Oxygen grain-boundary transport in polycrystalline alumina using wedge-geometry bilayer samples: Effect of Y-doping

Novel wedge-geometry, dual-layer alumina samples, both undoped and 500 ppm Y3+-doped, were studied in the temperature regime 1250–1400 °C to determine the effect of Y3+ on oxygen grain-boundary transport in alumina. The samples consisted of a wedge-shaped, single-phase alumina top layer, diffusion bonded to an alumina/Ni substrate containing a fine, uniform dispersion of Ni marker particles (0.5 vol.%). The extent of the alumina spinel oxidation layer was measured as a function of the wedge thickness for a series of heat-treatment conditions. Models of the transport behavior were used to derive values for the rate constants (k) in both the alumina top layer and the alumina/Ni substrate.
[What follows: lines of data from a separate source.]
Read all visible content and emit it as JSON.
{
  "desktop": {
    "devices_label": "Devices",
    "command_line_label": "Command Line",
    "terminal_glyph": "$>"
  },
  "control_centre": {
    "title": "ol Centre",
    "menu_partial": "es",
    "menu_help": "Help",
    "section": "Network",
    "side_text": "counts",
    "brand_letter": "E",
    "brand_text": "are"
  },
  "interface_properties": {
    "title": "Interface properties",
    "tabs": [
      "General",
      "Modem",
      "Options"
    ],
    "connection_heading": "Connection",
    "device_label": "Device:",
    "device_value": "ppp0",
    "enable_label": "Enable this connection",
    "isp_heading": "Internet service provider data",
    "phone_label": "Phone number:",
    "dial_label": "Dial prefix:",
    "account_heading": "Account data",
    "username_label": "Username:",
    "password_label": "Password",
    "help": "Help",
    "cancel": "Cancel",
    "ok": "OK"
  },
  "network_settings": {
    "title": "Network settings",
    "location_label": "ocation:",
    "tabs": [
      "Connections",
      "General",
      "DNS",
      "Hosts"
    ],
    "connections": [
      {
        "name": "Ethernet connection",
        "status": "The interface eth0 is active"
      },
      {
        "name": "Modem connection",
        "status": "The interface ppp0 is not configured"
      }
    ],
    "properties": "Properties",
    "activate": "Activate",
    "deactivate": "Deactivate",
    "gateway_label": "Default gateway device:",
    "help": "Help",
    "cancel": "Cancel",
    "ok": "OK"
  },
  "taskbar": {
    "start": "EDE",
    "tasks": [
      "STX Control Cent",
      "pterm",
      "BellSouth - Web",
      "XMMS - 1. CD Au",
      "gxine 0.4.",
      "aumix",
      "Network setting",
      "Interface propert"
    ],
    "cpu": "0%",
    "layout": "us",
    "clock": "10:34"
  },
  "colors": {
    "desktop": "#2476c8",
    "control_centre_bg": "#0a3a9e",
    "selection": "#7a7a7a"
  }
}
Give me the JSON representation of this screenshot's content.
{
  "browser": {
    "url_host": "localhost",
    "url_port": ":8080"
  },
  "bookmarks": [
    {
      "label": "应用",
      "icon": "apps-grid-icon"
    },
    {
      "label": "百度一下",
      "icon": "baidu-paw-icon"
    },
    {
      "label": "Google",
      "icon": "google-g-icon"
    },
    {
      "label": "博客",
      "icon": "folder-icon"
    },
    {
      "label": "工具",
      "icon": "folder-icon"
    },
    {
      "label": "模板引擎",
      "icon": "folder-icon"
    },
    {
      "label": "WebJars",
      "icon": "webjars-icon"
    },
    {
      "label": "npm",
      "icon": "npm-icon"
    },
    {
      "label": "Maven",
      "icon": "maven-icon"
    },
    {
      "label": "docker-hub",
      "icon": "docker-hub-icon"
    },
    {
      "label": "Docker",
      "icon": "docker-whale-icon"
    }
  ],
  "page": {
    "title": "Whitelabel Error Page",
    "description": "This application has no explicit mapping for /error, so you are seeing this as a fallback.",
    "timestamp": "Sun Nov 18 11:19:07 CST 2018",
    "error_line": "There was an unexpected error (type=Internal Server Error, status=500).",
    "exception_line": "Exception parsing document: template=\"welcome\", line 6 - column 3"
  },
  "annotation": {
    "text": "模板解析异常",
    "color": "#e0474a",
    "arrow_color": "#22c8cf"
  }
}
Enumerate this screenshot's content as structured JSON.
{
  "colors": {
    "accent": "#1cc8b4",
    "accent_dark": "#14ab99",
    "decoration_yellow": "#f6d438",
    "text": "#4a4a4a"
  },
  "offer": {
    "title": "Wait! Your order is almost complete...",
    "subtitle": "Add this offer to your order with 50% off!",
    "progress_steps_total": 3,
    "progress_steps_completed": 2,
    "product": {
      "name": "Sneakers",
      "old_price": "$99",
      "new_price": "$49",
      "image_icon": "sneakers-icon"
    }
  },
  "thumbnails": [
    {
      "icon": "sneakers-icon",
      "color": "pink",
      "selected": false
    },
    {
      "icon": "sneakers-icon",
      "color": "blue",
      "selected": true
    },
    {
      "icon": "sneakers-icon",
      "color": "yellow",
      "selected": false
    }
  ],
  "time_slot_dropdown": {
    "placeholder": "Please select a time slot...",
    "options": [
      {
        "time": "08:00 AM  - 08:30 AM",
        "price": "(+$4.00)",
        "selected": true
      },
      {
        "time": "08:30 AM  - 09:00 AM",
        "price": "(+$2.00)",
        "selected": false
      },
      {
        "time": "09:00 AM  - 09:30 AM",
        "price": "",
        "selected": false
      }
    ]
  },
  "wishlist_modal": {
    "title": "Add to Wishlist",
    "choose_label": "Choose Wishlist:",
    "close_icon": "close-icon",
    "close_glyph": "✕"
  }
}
It was found that the presence of yttrium slows oxygen grain-boundary diffusion in alumina by a factor of ∼5 (at 1300 °C), and increases the corresponding activation enthalpy for oxidation from 407 ± 20 to 486 ± 34 kJ mol−1. Microstructural observations suggested that yttrium also slows Ni outward diffusion. A comparison of the different k values revealed that, at 1300 °C, the presence of Ni alone enhances transport by a factor of ∼2 relative to undoped alumina.